We have to look elsewhere, then, to see how attending to the vulnerability of breath might bring different ways of being in the world. For example, as Ashon Crawley has shown, the backwards-and-forwards of respiration and whooping that occurs during Black Pentecostal worship is a resistance to the antiblack economies of enclosure that emerge in modernity.[4] Such practices of breathing open onto a sociality outside of or otherwise to the world made by the juridical violence of liberal democracies. Crawley’s analysis offers precisely the kind of vulnerability and refusal of sovereign models of the self that Di Cesare holds as our hope for the future. Crawley also shows, however, that such models of selfhood must come from reckoning with the ways in which breathing people are racialized.

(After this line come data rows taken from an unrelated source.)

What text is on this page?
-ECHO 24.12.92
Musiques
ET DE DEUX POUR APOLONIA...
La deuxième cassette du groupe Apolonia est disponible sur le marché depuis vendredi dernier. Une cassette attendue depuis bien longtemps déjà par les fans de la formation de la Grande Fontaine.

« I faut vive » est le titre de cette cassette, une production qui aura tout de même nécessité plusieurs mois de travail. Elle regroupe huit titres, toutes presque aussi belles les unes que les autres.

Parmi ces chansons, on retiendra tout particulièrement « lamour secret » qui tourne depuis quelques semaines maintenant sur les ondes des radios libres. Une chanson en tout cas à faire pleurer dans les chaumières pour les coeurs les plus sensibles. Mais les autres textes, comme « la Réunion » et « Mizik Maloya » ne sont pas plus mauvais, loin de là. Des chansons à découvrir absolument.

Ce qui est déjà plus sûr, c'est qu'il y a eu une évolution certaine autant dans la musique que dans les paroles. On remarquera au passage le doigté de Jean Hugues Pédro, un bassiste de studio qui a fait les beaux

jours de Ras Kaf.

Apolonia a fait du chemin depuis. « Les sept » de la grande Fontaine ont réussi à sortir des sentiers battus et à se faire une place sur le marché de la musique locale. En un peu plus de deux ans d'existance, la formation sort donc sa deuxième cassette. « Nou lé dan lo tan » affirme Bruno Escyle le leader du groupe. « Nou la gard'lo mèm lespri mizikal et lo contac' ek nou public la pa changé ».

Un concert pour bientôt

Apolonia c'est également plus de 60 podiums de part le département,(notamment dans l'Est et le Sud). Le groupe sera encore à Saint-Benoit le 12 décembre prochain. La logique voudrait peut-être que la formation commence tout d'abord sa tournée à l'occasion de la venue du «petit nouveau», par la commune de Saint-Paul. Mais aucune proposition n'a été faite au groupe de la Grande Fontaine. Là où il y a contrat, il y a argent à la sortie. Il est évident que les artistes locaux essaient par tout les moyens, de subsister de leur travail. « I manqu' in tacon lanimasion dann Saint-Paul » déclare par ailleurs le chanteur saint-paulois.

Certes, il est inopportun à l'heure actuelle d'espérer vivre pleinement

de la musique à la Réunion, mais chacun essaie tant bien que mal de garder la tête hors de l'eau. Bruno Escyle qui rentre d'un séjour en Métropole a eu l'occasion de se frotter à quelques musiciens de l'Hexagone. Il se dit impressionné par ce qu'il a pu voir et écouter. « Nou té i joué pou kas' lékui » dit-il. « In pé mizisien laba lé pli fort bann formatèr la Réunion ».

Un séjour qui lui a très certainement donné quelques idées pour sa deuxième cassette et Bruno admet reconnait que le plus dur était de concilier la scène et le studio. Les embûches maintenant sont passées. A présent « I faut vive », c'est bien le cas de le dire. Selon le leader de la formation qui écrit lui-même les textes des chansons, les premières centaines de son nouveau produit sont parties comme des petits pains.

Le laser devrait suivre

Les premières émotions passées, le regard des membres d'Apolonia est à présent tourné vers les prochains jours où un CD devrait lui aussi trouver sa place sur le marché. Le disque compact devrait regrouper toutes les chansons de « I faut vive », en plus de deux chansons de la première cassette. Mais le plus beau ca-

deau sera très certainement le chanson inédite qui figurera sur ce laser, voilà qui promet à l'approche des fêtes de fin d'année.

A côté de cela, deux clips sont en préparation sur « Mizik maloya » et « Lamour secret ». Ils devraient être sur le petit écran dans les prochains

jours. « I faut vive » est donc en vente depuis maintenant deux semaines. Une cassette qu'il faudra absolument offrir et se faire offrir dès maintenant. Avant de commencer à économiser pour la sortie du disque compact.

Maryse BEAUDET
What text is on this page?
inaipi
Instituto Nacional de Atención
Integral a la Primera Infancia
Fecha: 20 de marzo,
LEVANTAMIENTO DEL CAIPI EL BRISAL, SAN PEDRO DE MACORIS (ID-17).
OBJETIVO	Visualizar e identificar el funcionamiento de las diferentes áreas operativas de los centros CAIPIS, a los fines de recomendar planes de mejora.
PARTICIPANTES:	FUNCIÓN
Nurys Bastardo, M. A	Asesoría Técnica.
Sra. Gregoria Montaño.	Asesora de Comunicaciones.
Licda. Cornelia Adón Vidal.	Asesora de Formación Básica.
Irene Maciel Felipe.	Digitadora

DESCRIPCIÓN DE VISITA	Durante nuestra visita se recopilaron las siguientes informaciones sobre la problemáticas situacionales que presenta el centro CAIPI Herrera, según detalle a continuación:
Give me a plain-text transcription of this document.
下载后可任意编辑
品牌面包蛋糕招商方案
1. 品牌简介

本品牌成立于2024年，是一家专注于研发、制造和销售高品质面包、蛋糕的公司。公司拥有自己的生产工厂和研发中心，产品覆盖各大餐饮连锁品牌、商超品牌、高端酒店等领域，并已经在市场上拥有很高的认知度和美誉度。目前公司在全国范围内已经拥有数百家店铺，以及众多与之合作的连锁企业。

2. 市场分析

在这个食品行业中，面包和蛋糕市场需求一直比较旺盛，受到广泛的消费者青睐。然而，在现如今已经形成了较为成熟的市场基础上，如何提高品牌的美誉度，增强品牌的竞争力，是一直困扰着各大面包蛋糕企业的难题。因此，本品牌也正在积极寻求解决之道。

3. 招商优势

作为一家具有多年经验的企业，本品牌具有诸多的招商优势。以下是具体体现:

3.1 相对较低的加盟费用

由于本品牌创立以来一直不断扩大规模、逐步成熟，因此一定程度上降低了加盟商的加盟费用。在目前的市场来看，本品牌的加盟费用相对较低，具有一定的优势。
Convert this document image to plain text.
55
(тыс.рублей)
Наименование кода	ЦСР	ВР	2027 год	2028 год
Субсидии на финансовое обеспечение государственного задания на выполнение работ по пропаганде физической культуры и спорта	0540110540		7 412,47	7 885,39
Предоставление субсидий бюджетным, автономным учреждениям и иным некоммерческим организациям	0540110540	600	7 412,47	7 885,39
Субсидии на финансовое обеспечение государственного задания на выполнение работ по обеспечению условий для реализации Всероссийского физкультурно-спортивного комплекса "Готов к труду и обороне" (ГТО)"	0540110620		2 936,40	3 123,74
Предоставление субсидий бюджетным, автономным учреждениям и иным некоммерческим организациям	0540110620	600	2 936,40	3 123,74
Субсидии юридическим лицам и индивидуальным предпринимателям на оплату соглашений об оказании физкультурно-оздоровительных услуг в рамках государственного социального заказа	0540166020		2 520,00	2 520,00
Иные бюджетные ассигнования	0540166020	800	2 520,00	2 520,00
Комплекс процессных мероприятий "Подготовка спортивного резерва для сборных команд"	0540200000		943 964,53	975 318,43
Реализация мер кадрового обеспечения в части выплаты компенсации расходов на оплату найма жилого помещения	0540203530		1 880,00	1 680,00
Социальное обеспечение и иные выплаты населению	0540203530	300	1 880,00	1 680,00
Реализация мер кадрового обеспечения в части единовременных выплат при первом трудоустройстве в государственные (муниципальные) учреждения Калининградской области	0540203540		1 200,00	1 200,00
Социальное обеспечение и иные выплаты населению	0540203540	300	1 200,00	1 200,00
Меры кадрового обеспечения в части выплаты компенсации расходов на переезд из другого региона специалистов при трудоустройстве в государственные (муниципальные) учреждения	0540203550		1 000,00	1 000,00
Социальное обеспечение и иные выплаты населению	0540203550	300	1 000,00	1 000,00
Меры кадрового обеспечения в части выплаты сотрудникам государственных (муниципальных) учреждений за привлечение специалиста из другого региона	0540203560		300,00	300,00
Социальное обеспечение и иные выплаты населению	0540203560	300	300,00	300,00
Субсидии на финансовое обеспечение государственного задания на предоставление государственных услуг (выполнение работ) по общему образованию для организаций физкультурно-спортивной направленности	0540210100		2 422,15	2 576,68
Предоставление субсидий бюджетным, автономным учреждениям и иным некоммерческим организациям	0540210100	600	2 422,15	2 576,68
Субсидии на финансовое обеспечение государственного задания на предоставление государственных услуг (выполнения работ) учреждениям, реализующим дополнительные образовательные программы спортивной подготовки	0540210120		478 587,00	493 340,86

Towards the end of his 2021 interview, Vallance remarks that “the big change that we’ve got now, of course, is vaccines.”[5] Di Cesare’s book was written in 2020. It’s punctuated by descriptions of everyday life in Italy during the earlier days of COVID, and it self-consciously speaks to that situation. Subsequent events have challenged some of the claims in the book, and the arrival of vaccines has changed the politics of the pandemic. Nevertheless, in naming the immunitarian sovereign, the book insightfully distills the complicated mixture of forces and anxieties that pertains across many different ongoing COVID responses. It is here, and in the perceptive analysis of COVID’s time and space, that the book remains a relevant resource.

 

 

Notes:

[1] Patrick Vallance, “The Patrick Vallance Interview,” interview by Jim Al-Khalili, The Life Scientific, BBC Radio 4, October 12, 2021, https://www.bbc.co.uk/sounds/play/p09ydn63.

[2] Aimé Césaire, Discourse on Colonialism, trans. Joan Pinkham (New York: Monthly Review Press, 1972), 14.

[3] William Gallois, The Administration of Sickness: Medicine and Ethics in Nineteenth Century Algeria (Basingstoke and New York: Palgrave Macmillan, 2008), 93–94.

[4] Ashon T. Crawley, Blackpentecostal Breath: The Aesthetics of Possibility (New York: Fordham University Press, 2017).

[5] Vallance and Al-Khalili, “The Patrick Vallance Interview”.